İslam dünyası çok karanlık bir dönemin aydınlığa çıkmak bakımından gerekli olan sancıları yaşamaktadır. Bu yüzden yapılan saldırılar bizi ümitsizliğe düşürmemeli… Malum; gecenin en karanlık ve soğuk zamanı aydınlığa en yakın zamanıdır. Umutsuzluk yok biliyorsunuz... Hani bir hikâye var ya; marangozun birisi Kudüs Haçlı işgalindeyken Kudüs için bir minber yapmış... (Bu minberi ünlü devlet adamı Nurettin Zengi’nin yaptırdığı da tarihi kayıtlarda geçmektedir) Bir götüren olur nasıl olsa, ben bu işi yapabiliyorum demiş… Büyük servetler teklif edilmesine rağmen kimseciklere de satmamış… Henüz çocuk olan Selahaddin-i Eyyubi’nin Kudüs aşkı da bu olayla başlamış… İlgili minber 1969’da fanatik bir Yahudi tarafından çıkarılan yangına kadar da işlevini devam ettirmiş. (1187'de yerleştirilen bu ahşap minber, orijinaline uygun biçimde yeniden yapılarak camideki yerine konulmuştur. Yıl: 2007)

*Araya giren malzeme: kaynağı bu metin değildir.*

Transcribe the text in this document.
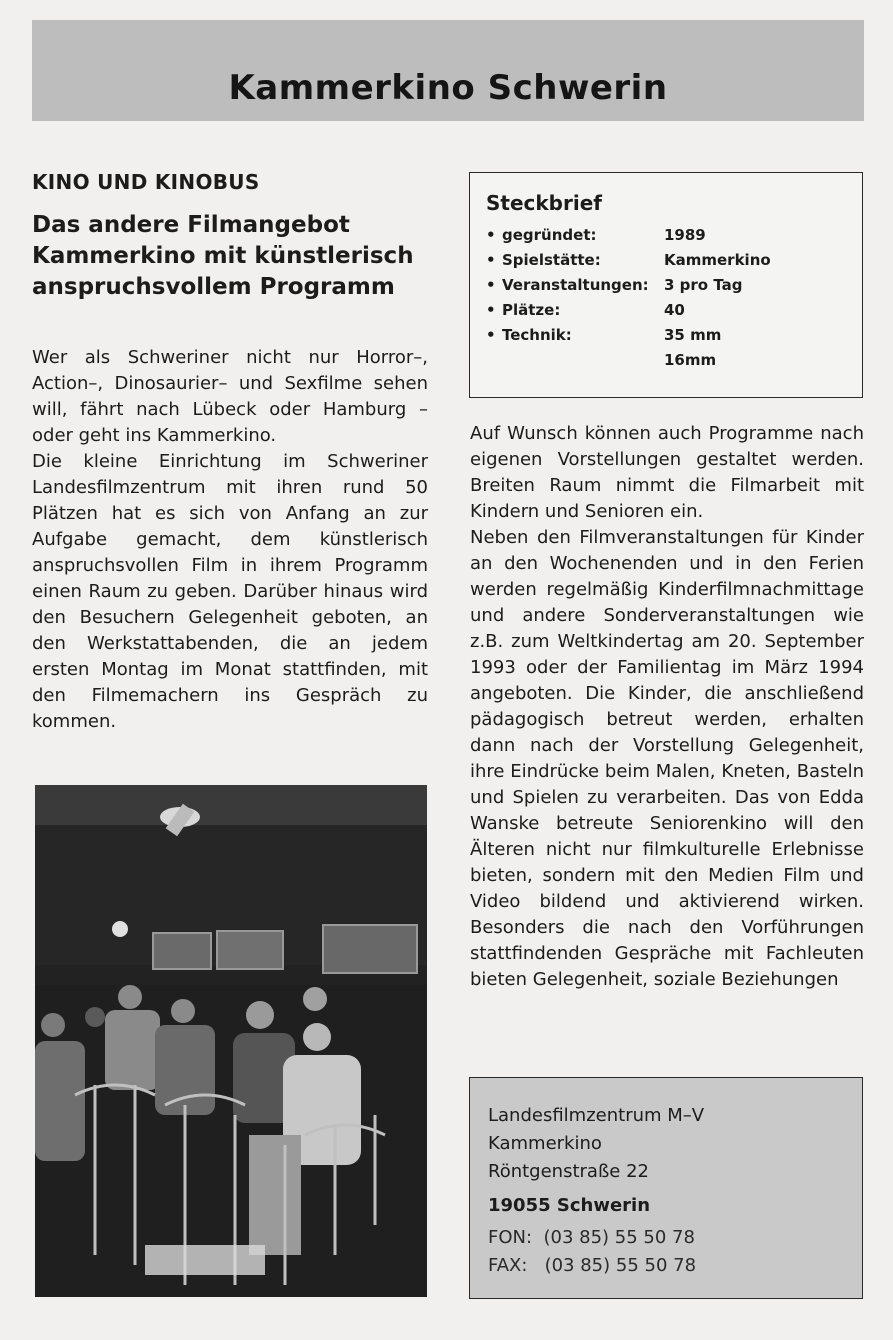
Kammerkino Schwerin
KINO UND KINOBUS
Das andere Filmangebot
Kammerkino mit künstlerisch
anspruchsvollem Programm

Wer als Schweriner nicht nur Horror–, Action–, Dinosaurier– und Sexfilme sehen will, fährt nach Lübeck oder Hamburg – oder geht ins Kammerkino.

Die kleine Einrichtung im Schweriner Landesfilmzentrum mit ihren rund 50 Plätzen hat es sich von Anfang an zur Aufgabe gemacht, dem künstlerisch anspruchsvollen Film in ihrem Programm einen Raum zu geben. Darüber hinaus wird den Besuchern Gelegenheit geboten, an den Werkstattabenden, die an jedem ersten Montag im Monat stattfinden, mit den Filmemachern ins Gespräch zu kommen.

Steckbrief
• gegründet:	1989
• Spielstätte:	Kammerkino
• Veranstaltungen:	3 pro Tag
• Plätze:	40
• Technik:	35 mm
16mm

Auf Wunsch können auch Programme nach eigenen Vorstellungen gestaltet werden. Breiten Raum nimmt die Filmarbeit mit Kindern und Senioren ein.

Neben den Filmveranstaltungen für Kinder an den Wochenenden und in den Ferien werden regelmäßig Kinderfilmnachmittage und andere Sonderveranstaltungen wie z.B. zum Weltkindertag am 20. September 1993 oder der Familientag im März 1994 angeboten. Die Kinder, die anschließend pädagogisch betreut werden, erhalten dann nach der Vorstellung Gelegenheit, ihre Eindrücke beim Malen, Kneten, Basteln und Spielen zu verarbeiten. Das von Edda Wanske betreute Seniorenkino will den Älteren nicht nur filmkulturelle Erlebnisse bieten, sondern mit den Medien Film und Video bildend und aktivierend wirken. Besonders die nach den Vorführungen stattfindenden Gespräche mit Fachleuten bieten Gelegenheit, soziale Beziehungen

Landesfilmzentrum M–V
Kammerkino
Röntgenstraße 22
19055 Schwerin
FON:  (03 85) 55 50 78
FAX:   (03 85) 55 50 78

Herhangi bir gerekçeyle ana omurgaya düşman olan kimseler, bu misyona zarar veren tarafın değirmenine bilerek değilse bile bilmeyerek su taşımakta, millete hizmeti misyon edinmiş olanları baltalama girişiminde bulunanların değirmenine su taşımaktadır. Evet, bir binanın dış yüzeyinde çeşitli çatlaklar, döküntüler, matlıklar olabilir. Siz bunları misyon içerisine sızmış rantçılara benzetebilirsiniz. Binayı asıl taşıyan kolonlardır. Eğer kolonlar sağlamsa bina bir şekilde işlevini yerine getirir. Burada kolonlar üstlenilen misyonu-ana omurgayı temsil eder.

Bir de diğer seçeneği düşünün. Yani gayet cazip, gösterişli bir bina... Ama bütün bu güzellikle kolonlar, yani binanın taşıyıcılarının (misyonun) üzeri kamufle edilmiş... Elbette bina (dava-misyon) satılıncaya kadar ayakta kalacaktır. Bina satıldığında ise misyon da bitecektir. Böyle bir satışa, alışverişe taraf olmak ister misimiz... Tabii ki de birinci binadaki çatlaklar boya döküntüleri matlıklar olmasa iyi ama, sonuçta bir eve ihtiyacınız var ve şimdilik önünüzde satın alabileceğimiz bu iki seçenek varsa, sizi kendi paranızla tuzağa çekmek isteyene itibar etmemeniz gerekir.

O halde duruşunuz müstemlekecilere, millet hatta insanlık -medeniyet düşmanı olanlara dolaylı da olsa yardımcı oluyorsa bu işte bir yanlışlık var demektir. Lütfen küçük çıkar hesaplarınız, hırsınız, yaşadığınız kişisel mahrumiyet ve dışlanmışlıklar, hatta haksızlıklar sizi misyon düşmanlarının safına yakınlaştırmasın. Bazen biraz geriye çekilmek de mücadeledir. Yeter ki ruhunuzdaki hizmet azmi sönüvermesin. Sabırdır çünkü bu geriye çekiliverme... Siz yukarıdaki marangoz misali hazır bir vaziyette bekleyin. Bir gün ihtiyaç olabilir.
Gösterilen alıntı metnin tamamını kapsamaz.